Pesquisadores da Rede de Pesquisa Solidária apontam regras excludentes, centralização e estratégia digital como principais problemas de implementação.

As cenas de aglomerações e longas filas registradas nas portas das agências da Caixa Econômica Federal nas últimas semanas foram um dos efeitos das decisões do governo Bolsonaro na implementação do auxílio emergencial para trabalhadores afetados financeiramente pela pandemia de covid-19. O governo optou por um modelo centralizado e totalmente digitalizado que gerou gargalos na implementação. Também estabeleceu regras que deixam mais de 30 milhões de trabalhadores elegíveis fora do programa Renda Básica Emergencial.

A avaliação é dos pesquisadores que assinam a Nota Técnica 5 da Rede de Pesquisa Solidária, divulgada na sexta-feira passada (8). Eles calculam que as principais limitações de cobertura do programa deixarão 6,1 milhões de pessoas sem receber o benefício devido a uma regra que limita o recebimento a apenas dois beneficiários por domicílio. Além delas, outros 26 milhões de trabalhadores de renda média que não têm acesso ao seguro-desemprego não serão cobertos pelo programa se perderem seus empregos.

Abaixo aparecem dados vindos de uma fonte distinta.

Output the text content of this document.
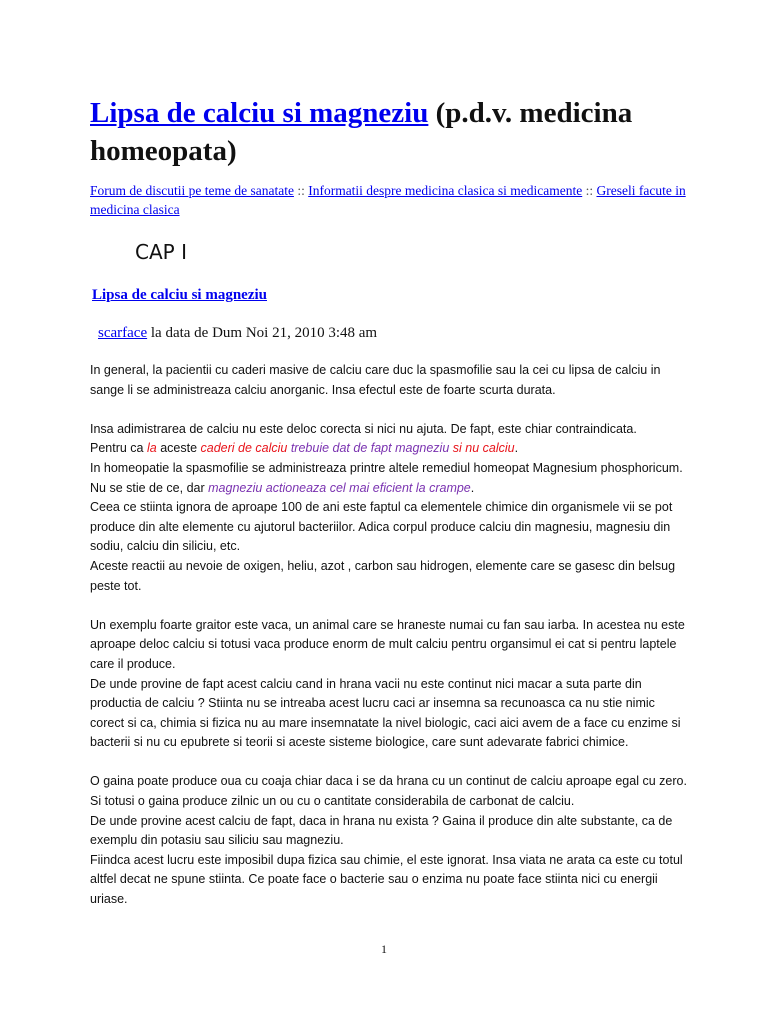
Lipsa de calciu si magneziu (p.d.v. medicina homeopata)
Forum de discutii pe teme de sanatate :: Informatii despre medicina clasica si medicamente :: Greseli facute in medicina clasica
CAP I
Lipsa de calciu si magneziu
scarface la data de Dum Noi 21, 2010 3:48 am

In general, la pacientii cu caderi masive de calciu care duc la spasmofilie sau la cei cu lipsa de calciu in sange li se administreaza calciu anorganic. Insa efectul este de foarte scurta durata.

Insa adimistrarea de calciu nu este deloc corecta si nici nu ajuta. De fapt, este chiar contraindicata.

Pentru ca la aceste caderi de calciu trebuie dat de fapt magneziu si nu calciu.

In homeopatie la spasmofilie se administreaza printre altele remediul homeopat Magnesium phosphoricum. Nu se stie de ce, dar magneziu actioneaza cel mai eficient la crampe.

Ceea ce stiinta ignora de aproape 100 de ani este faptul ca elementele chimice din organismele vii se pot produce din alte elemente cu ajutorul bacteriilor. Adica corpul produce calciu din magnesiu, magnesiu din sodiu, calciu din siliciu, etc.

Aceste reactii au nevoie de oxigen, heliu, azot , carbon sau hidrogen, elemente care se gasesc din belsug peste tot.

Un exemplu foarte graitor este vaca, un animal care se hraneste numai cu fan sau iarba. In acestea nu este aproape deloc calciu si totusi vaca produce enorm de mult calciu pentru organsimul ei cat si pentru laptele care il produce.

De unde provine de fapt acest calciu cand in hrana vacii nu este continut nici macar a suta parte din productia de calciu ? Stiinta nu se intreaba acest lucru caci ar insemna sa recunoasca ca nu stie nimic corect si ca, chimia si fizica nu au mare insemnatate la nivel biologic, caci aici avem de a face cu enzime si bacterii si nu cu epubrete si teorii si aceste sisteme biologice, care sunt adevarate fabrici chimice.

O gaina poate produce oua cu coaja chiar daca i se da hrana cu un continut de calciu aproape egal cu zero. Si totusi o gaina produce zilnic un ou cu o cantitate considerabila de carbonat de calciu.

De unde provine acest calciu de fapt, daca in hrana nu exista ? Gaina il produce din alte substante, ca de exemplu din potasiu sau siliciu sau magneziu.

Fiindca acest lucru este imposibil dupa fizica sau chimie, el este ignorat. Insa viata ne arata ca este cu totul altfel decat ne spune stiinta. Ce poate face o bacterie sau o enzima nu poate face stiinta nici cu energii uriase.

1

Os cientistas sociais utilizaram microdados da PNAD Contínua Anual de 2019, do IBGE, para calcular o perfil dos elegíveis ao auxílio emergencial e quantificar quantas pessoas deixarão de receber os R$ 600 mensais devido às características de implementação do programa. Como os dados não capturam os efeitos do novo coronavírus sobre a economia, os números futuros poderão divergir com as estimativas. Isso é verdade principalmente para os elegíveis que moram com outros beneficiários do programa. “É importante registrar que esse número se refere a um cenário anterior à pandemia e deve crescer à medida que a renda comece a ser diretamente afetada, o que aumenta o número de elegíveis por domicílio”, escrevem os pesquisadores.

Quanto às decisões de implementação, a nota técnica explica que o governo tinha duas possibilidades de desenho da política pública. Uma envolvia a implementação quase inteiramente centralizada; a outra dependeria de maior articulação federativa para aproveitar a estrutura da rede de proteção social que foi construída no País ao longo das últimas décadas. Segundo os pesquisadores, ao optar pela primeira possibilidade, de maior centralização, o governo Bolsonaro sinalizou que gostaria de garantir seu controle sobre o processo de concessão dos benefícios, minimizar eventuais problemas de coordenação com estados e municípios e evitar repartir com adversários políticos os créditos eleitorais obtidos a partir do programa.

Porém, ao evitar uma maior articulação com o Sistema Único de Assistência Social (SUAS) e apostar em uma opção de implementação totalmente digital, via Caixa Econômica Federal, o governo acabou criando dificuldades para parte importante do público-alvo, que não conta com acesso à internet em casa ou tem pouca familiaridade com smartphones e computadores. “Essa é a realidade mais frequente entre os menos escolarizados e mais pobres, exatamente aqueles que constituem a parte fundamental do público-alvo do programa”, diz a nota técnica da Rede de Pesquisa Solidária.

Um total de 7,4 milhões de pessoas elegíveis ao auxílio emergencial que precisam ou precisaram acessar o aplicativo da Caixa para requisitar o auxílio vivem em domicílios que não têm acesso à internet.

Perfil dos elegíveis

Segundos os pesquisadores, 29,1% da população brasileira é elegível ao benefício emergencial. Em números absolutos, são 60 milhões de indivíduos. Destes, 29,7% já eram beneficiários do Bolsa Família quando se iniciou a implementação da Renda Básica Emergencial, em 7 de abril. São eles os únicos que puderam contar com a inscrição automática para receber o auxílio.

Outros 52,4% dos elegíveis ao auxílio emergencial se enquadram no perfil do Cadastro Único, mesmo quando não são beneficiários de nenhum programa social. Há, ainda, 17,9% das pessoas elegíveis que não se enquadram no perfil do Cadastro Único. A informação sobre inscrição no Cadastro Único não é coletada pela PNAD Contínua e foi ponderada a partir de dados sobre as famílias beneficiárias do Bolsa Família, os indivíduos beneficiários do Benefício de Prestação Continuada (BPC) e as famílias com renda mensal per capita de fontes formais com valor menor ou igual a meio salário mínimo.

A grande maioria dos elegíveis à Renda Básica Emergencial se concentra entre as famílias de baixa renda e entre os trabalhadores historicamente mais vulneráveis — os informais. Entre os menos vulneráveis e os “novos vulneráveis” (grupo de trabalhadores formalizados que correm risco de desemprego ou perda de renda em função da pandemia), apenas uma pequena fração é elegível ao auxílio emergencial.